Jumat, 29 Januari 2016

Palu, Mutiara Indah yang Belum Terasah



Tiga bulan yang lalu, saya mengunjungi Palu karena sebuah tugas, yaitu mendampingi Prof. Alvi Syahrin, Prof. Tan Kamello, dan Prof. Asep Warlan Yusuf yang akan menjadi ahli pada sidang kasus pencemaran lingkungan PT Pusaka Jaya Palu Power, juga bersama Bu Rini sebagai senior saya. Saya ditugaskan oleh Bu Rini untuk memesankan tiket pesawat dan hotel. Subhanallah, betapa susahnya mencari tiket Garuda Indonesia dan hotel bintang empat untuk para ahli. Emang ada acara apa sih di Palu? Ooohh.. Sail Tomini. Kabarnya, Pak Presiden akan menginap di Hotel Mercure. Maka dari itu, hotel-hotel yang ditawarkan di internet sudah penuh.

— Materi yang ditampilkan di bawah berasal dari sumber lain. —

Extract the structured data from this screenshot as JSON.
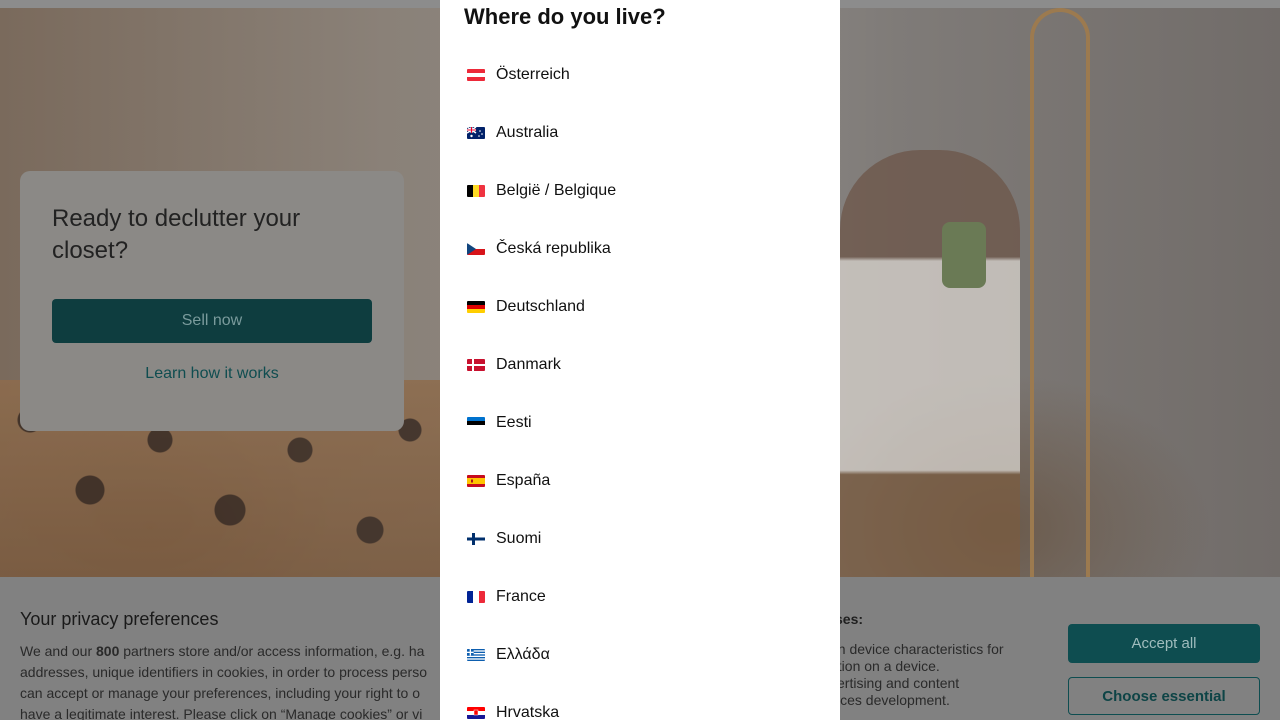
{
  "modal": {
    "title": "Where do you live?",
    "countries": [
      {
        "name": "Österreich",
        "flag": "austria-flag-icon"
      },
      {
        "name": "Australia",
        "flag": "australia-flag-icon"
      },
      {
        "name": "België / Belgique",
        "flag": "belgium-flag-icon"
      },
      {
        "name": "Česká republika",
        "flag": "czech-flag-icon"
      },
      {
        "name": "Deutschland",
        "flag": "germany-flag-icon"
      },
      {
        "name": "Danmark",
        "flag": "denmark-flag-icon"
      },
      {
        "name": "Eesti",
        "flag": "estonia-flag-icon"
      },
      {
        "name": "España",
        "flag": "spain-flag-icon"
      },
      {
        "name": "Suomi",
        "flag": "finland-flag-icon"
      },
      {
        "name": "France",
        "flag": "france-flag-icon"
      },
      {
        "name": "Ελλάδα",
        "flag": "greece-flag-icon"
      },
      {
        "name": "Hrvatska",
        "flag": "croatia-flag-icon"
      }
    ]
  },
  "promo": {
    "title": "Ready to declutter your closet?",
    "sell_button": "Sell now",
    "learn_link": "Learn how it works"
  },
  "privacy": {
    "title": "Your privacy preferences",
    "text_before_count": "We and our ",
    "partner_count": "800",
    "text_after_count": " partners store and/or access information, e.g. ha\naddresses, unique identifiers in cookies, in order to process perso\ncan accept or manage your preferences, including your right to o\nhave a legitimate interest. Please click on “Manage cookies” or vi",
    "purposes_heading": "ses:",
    "purposes_text": "an device characteristics for\nation on a device.\nvertising and content\nvices development.",
    "accept_all": "Accept all",
    "choose_essential": "Choose essential"
  },
  "colors": {
    "brand": "#0e4d50",
    "modal_bg": "#ffffff"
  }
}
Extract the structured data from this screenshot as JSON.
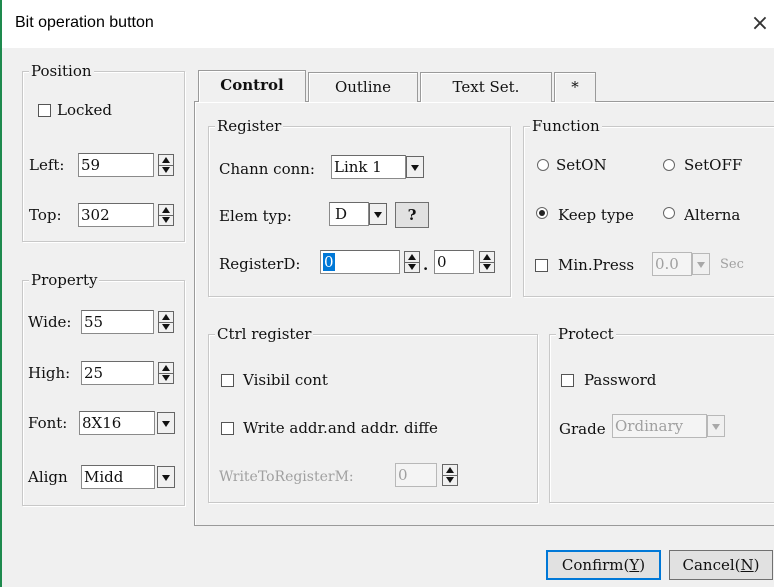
{
  "window": {
    "title": "Bit operation button",
    "close_glyph": "×",
    "accent": "#0078d7",
    "left_edge_color": "#1e8a4e"
  },
  "position": {
    "legend": "Position",
    "locked_label": "Locked",
    "locked_checked": false,
    "left_label": "Left:",
    "left_value": "59",
    "top_label": "Top:",
    "top_value": "302"
  },
  "property": {
    "legend": "Property",
    "wide_label": "Wide:",
    "wide_value": "55",
    "high_label": "High:",
    "high_value": "25",
    "font_label": "Font:",
    "font_value": "8X16",
    "align_label": "Align",
    "align_value": "Midd"
  },
  "tabs": [
    {
      "label": "Control",
      "active": true
    },
    {
      "label": "Outline",
      "active": false
    },
    {
      "label": "Text Set.",
      "active": false
    },
    {
      "label": "*",
      "active": false
    }
  ],
  "register": {
    "legend": "Register",
    "chann_label": "Chann conn:",
    "chann_value": "Link 1",
    "elem_label": "Elem typ:",
    "elem_value": "D",
    "help_label": "?",
    "reg_label": "RegisterD:",
    "reg_value": "0",
    "dot": ".",
    "bit_value": "0"
  },
  "function": {
    "legend": "Function",
    "seton_label": "SetON",
    "setoff_label": "SetOFF",
    "keep_label": "Keep type",
    "alternate_label": "Alterna",
    "selected": "Keep type",
    "minpress_label": "Min.Press",
    "minpress_value": "0.0",
    "sec_label": "Sec"
  },
  "ctrl_register": {
    "legend": "Ctrl register",
    "visibil_label": "Visibil cont",
    "write_label": "Write addr.and addr. diffe",
    "writeto_label": "WriteToRegisterM:",
    "writeto_value": "0"
  },
  "protect": {
    "legend": "Protect",
    "password_label": "Password",
    "grade_label": "Grade",
    "grade_value": "Ordinary"
  },
  "buttons": {
    "confirm_text": "Confirm(",
    "confirm_key": "Y",
    "confirm_end": ")",
    "cancel_text": "Cancel(",
    "cancel_key": "N",
    "cancel_end": ")"
  }
}
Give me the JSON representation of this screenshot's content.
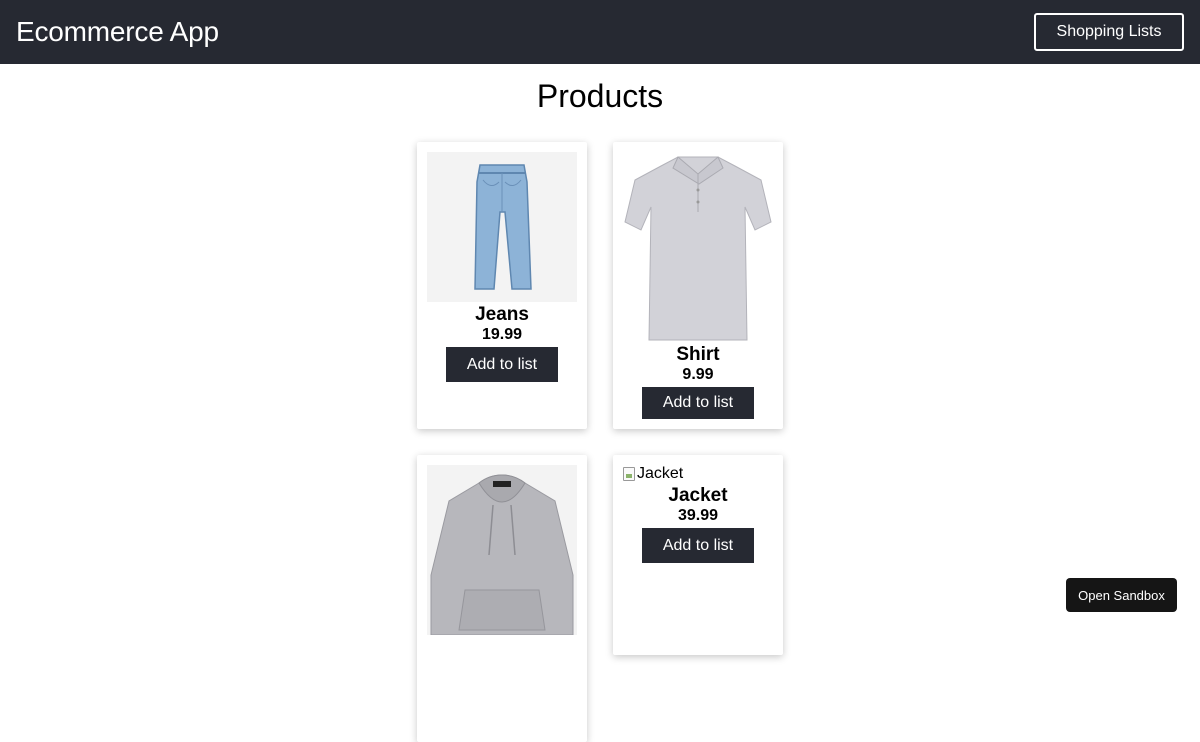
{
  "navbar": {
    "brand": "Ecommerce App",
    "shopping_lists_label": "Shopping Lists"
  },
  "page": {
    "title": "Products"
  },
  "products": [
    {
      "name": "Jeans",
      "price": "19.99",
      "button": "Add to list",
      "image_icon": "jeans-image"
    },
    {
      "name": "Shirt",
      "price": "9.99",
      "button": "Add to list",
      "image_icon": "shirt-image"
    },
    {
      "name": "",
      "price": "",
      "button": "",
      "image_icon": "hoodie-image"
    },
    {
      "name": "Jacket",
      "price": "39.99",
      "button": "Add to list",
      "image_alt": "Jacket",
      "image_icon": "broken-image-icon"
    }
  ],
  "sandbox": {
    "label": "Open Sandbox"
  },
  "colors": {
    "navbar_bg": "#262932",
    "button_bg": "#262932",
    "sandbox_bg": "#151515"
  }
}
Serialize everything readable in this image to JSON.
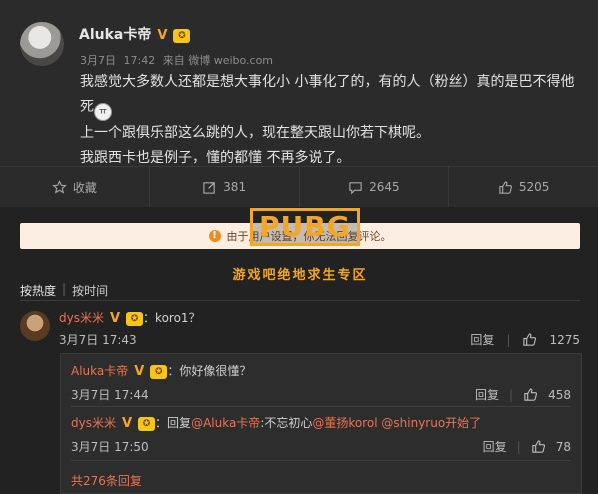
{
  "post": {
    "author": "Aluka卡帝",
    "verified_badge": "V",
    "game_badge": "✪",
    "date": "3月7日",
    "time": "17:42",
    "source": "来自 微博 weibo.com",
    "lines": [
      "我感觉大多数人还都是想大事化小 小事化了的，有的人（粉丝）真的是巴不得他",
      "死",
      "上一个跟俱乐部这么跳的人，现在整天跟山你若下棋呢。",
      "我跟西卡也是例子，懂的都懂 不再多说了。"
    ]
  },
  "actions": {
    "favorite_label": "收藏",
    "repost_count": "381",
    "comment_count": "2645",
    "like_count": "5205"
  },
  "notice": {
    "text": "由于用户设置，你无法回复评论。",
    "icon": "alert-icon"
  },
  "watermark": {
    "logo": "PUBG",
    "caption": "游戏吧绝地求生专区"
  },
  "sort": {
    "by_hot": "按热度",
    "by_time": "按时间"
  },
  "comments": [
    {
      "user": "dys米米",
      "text": "：koro1？",
      "date": "3月7日",
      "time": "17:43",
      "reply_label": "回复",
      "likes": "1275"
    }
  ],
  "replies": [
    {
      "user": "Aluka卡帝",
      "text": "：你好像很懂？",
      "date": "3月7日",
      "time": "17:44",
      "reply_label": "回复",
      "likes": "458"
    },
    {
      "user": "dys米米",
      "prefix": "：回复",
      "mention1": "@Aluka卡帝",
      "middle": ":不忘初心",
      "mention2": "@董扬korol",
      "mention3": "@shinyruo开始了",
      "date": "3月7日",
      "time": "17:50",
      "reply_label": "回复",
      "likes": "78"
    }
  ],
  "more_replies": "共276条回复",
  "colors": {
    "accent": "#eb7350",
    "watermark": "#f5a524",
    "background": "#222222"
  }
}
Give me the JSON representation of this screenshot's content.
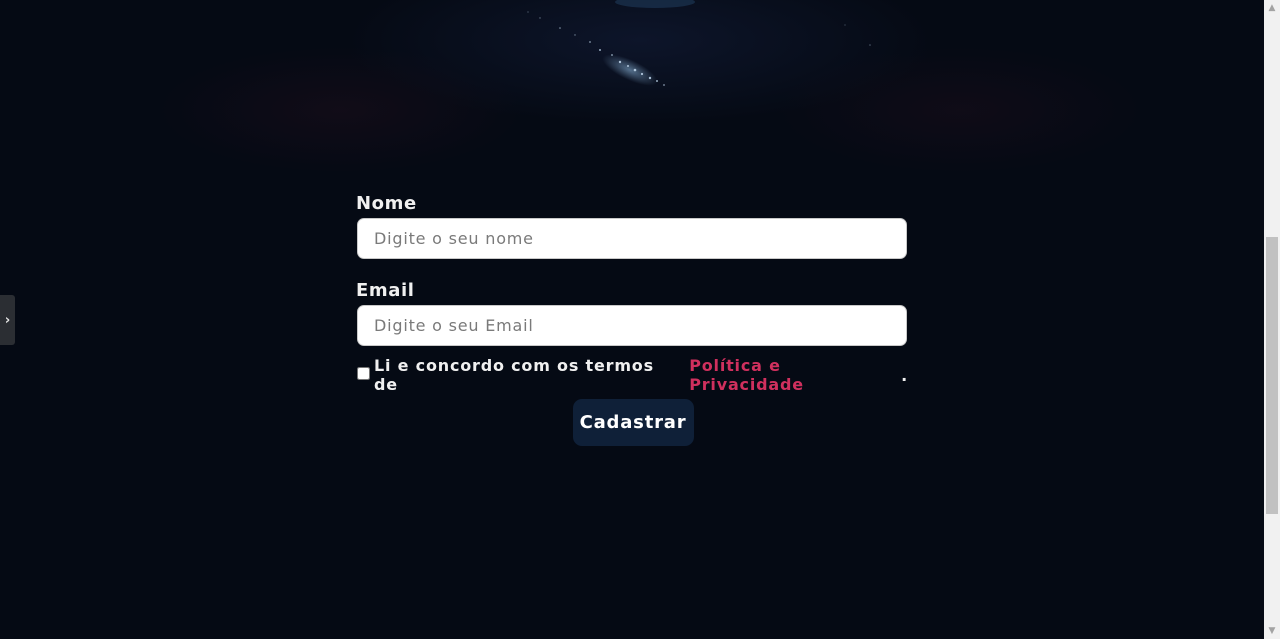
{
  "form": {
    "name_label": "Nome",
    "name_placeholder": "Digite o seu nome",
    "email_label": "Email",
    "email_placeholder": "Digite o seu Email",
    "terms_text": "Li e concordo com os termos de",
    "terms_link": "Política e Privacidade",
    "terms_end": ".",
    "terms_checked": false,
    "submit_label": "Cadastrar"
  },
  "side_handle": {
    "glyph": "›",
    "icon": "chevron-right-icon"
  },
  "colors": {
    "background": "#050a14",
    "link": "#d0305e",
    "button": "#0f2038"
  }
}
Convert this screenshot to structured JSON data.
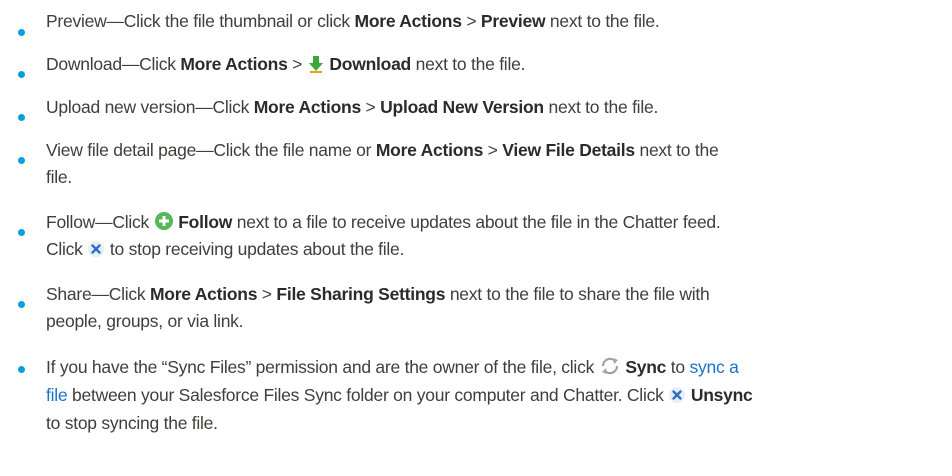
{
  "colors": {
    "bullet": "#0a9ee0",
    "text": "#3e3e3c",
    "link": "#1a73c9",
    "download_icon": "#3aa83a",
    "follow_icon": "#56b756",
    "remove_icon": "#2f6fc8",
    "sync_icon": "#9aa3ad"
  },
  "items": [
    {
      "lead": "Preview—Click the file thumbnail or click ",
      "action1": "More Actions",
      "sep": " > ",
      "action2": "Preview",
      "tail": " next to the file."
    },
    {
      "lead": "Download—Click ",
      "action1": "More Actions",
      "sep": " > ",
      "icon": "download-arrow-icon",
      "action2": "Download",
      "tail": " next to the file."
    },
    {
      "lead": "Upload new version—Click ",
      "action1": "More Actions",
      "sep": " > ",
      "action2": "Upload New Version",
      "tail": " next to the file."
    },
    {
      "lead": "View file detail page—Click the file name or ",
      "action1": "More Actions",
      "sep": " > ",
      "action2": "View File Details",
      "tail_line1": " next to the",
      "tail_line2": "file."
    },
    {
      "lead": "Follow—Click ",
      "icon": "follow-plus-icon",
      "action1": "Follow",
      "tail_line1": " next to a file to receive updates about the file in the Chatter feed.",
      "line2_lead": "Click ",
      "icon2": "remove-x-icon",
      "line2_tail": " to stop receiving updates about the file."
    },
    {
      "lead": "Share—Click ",
      "action1": "More Actions",
      "sep": " > ",
      "action2": "File Sharing Settings",
      "tail_line1": " next to the file to share the file with",
      "tail_line2": "people, groups, or via link."
    },
    {
      "lead": "If you have the “Sync Files” permission and are the owner of the file, click ",
      "icon": "sync-icon",
      "action1": "Sync",
      "mid": " to ",
      "link1": "sync a",
      "link2": "file",
      "line2_text": " between your Salesforce Files Sync folder on your computer and Chatter. Click ",
      "icon2": "remove-x-icon",
      "action2": "Unsync",
      "line3_text": "to stop syncing the file."
    }
  ]
}
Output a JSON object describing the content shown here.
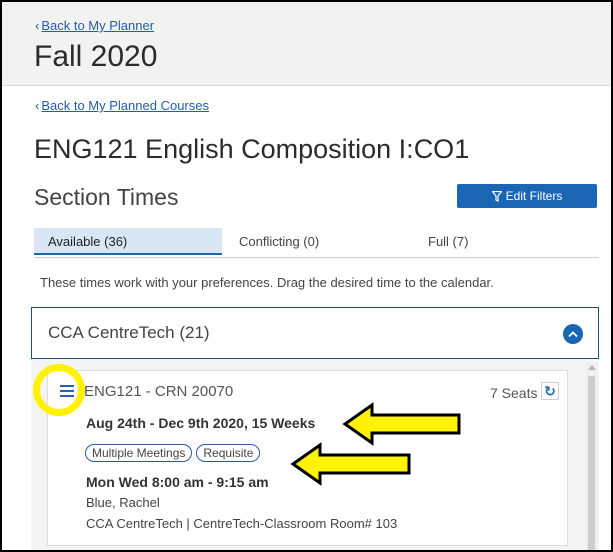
{
  "header": {
    "back_planner": "Back to My Planner",
    "term": "Fall 2020"
  },
  "course": {
    "back_courses": "Back to My Planned Courses",
    "title": "ENG121 English Composition I:CO1"
  },
  "section": {
    "title": "Section Times",
    "edit_filters": "Edit Filters"
  },
  "tabs": [
    {
      "label": "Available (36)",
      "active": true
    },
    {
      "label": "Conflicting (0)",
      "active": false
    },
    {
      "label": "Full (7)",
      "active": false
    }
  ],
  "preference_text": "These times work with your preferences. Drag the desired time to the calendar.",
  "campus": {
    "name": "CCA CentreTech (21)"
  },
  "card": {
    "crn_title": "ENG121 - CRN 20070",
    "seats": "7 Seats",
    "dates": "Aug 24th - Dec 9th 2020, 15 Weeks",
    "tags": [
      "Multiple Meetings",
      "Requisite"
    ],
    "meeting_time": "Mon Wed 8:00 am - 9:15 am",
    "instructor": "Blue, Rachel",
    "location": "CCA CentreTech | CentreTech-Classroom Room# 103"
  },
  "colors": {
    "accent": "#1a66b3",
    "highlight": "#fff200",
    "link": "#1f5fa8"
  }
}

Dengan sedikit trik, kami berangkat dalam dua tim. Tim pertama, Bu Rini dan Prof. Alvi berangkat dahulu dengan Citilink yang transit di Makassar pada Hari Rabu, 16 September 2015. Sedangkan tim lain, saya, Prof. Tan dan istrinya (beliau mengajak istrinya karena baru saja operasi), serta Prof. Asep berangkat naik Lion Air keesokan harinya. Alhamdulillah, untuk hotelnya, kami mendapatkan tempat di Hotel Grand Duta berkat bantuan dari pegawai BLH Kota Palu.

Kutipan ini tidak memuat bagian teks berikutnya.